Technological advancements in cloud computing, artificial intelligence, and big data analytics are further accelerating the adoption of map-enhanced risk scoring platforms. The availability of scalable cloud-based solutions has democratized access to sophisticated spatial analytics, making it feasible for small and medium enterprises to implement these platforms without significant upfront investments. Furthermore, the integration of real-time mapping, predictive analytics, and automated reporting is transforming traditional risk scoring models into dynamic, adaptive systems that can respond to evolving risks instantaneously. This technological evolution is expected to sustain market growth over the coming years.
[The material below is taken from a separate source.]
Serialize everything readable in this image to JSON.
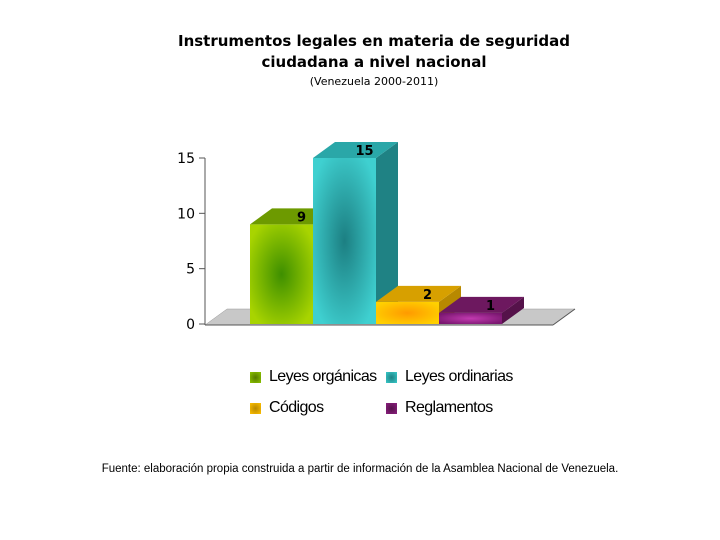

Regionally, North America remains the dominant market, accounting for the largest share in 2024, followed by Europe and Asia Pacific. The strong presence of leading technology providers, combined with high regulatory standards and early adoption of digital risk management solutions, has positioned North America at the forefront of the global market. However, Asia Pacific is anticipated to witness the fastest growth during the forecast period, driven by rapid digitalization, expanding financial and healthcare sectors, and increasing investments in smart city initiatives. As businesses worldwide recognize the strategic value of spatial risk intelligence, the market is poised for substantial expansion across all major regions.

Component Analysis

The Component segment of the Map-Enhanced Risk Scoring Platform market is bifurcated into Software and Services. The software sub-segment constitutes the core of these platforms, offering robust functionalities such as geospatial analytics, visualization, AI-driven risk scoring, and real-time data integration. Modern software solutions are designed to be highly customizable, enabling organizations to tailor risk models to specific industry requirements. The proliferation of SaaS-based offerings has further accelerated software adoption, allowing for seamless updates, scalability, and integration with existing enterprise systems. As organizations increasingly seek to automate and streamline risk assessment processes, the demand for advanced software solutions is expected to remain strong.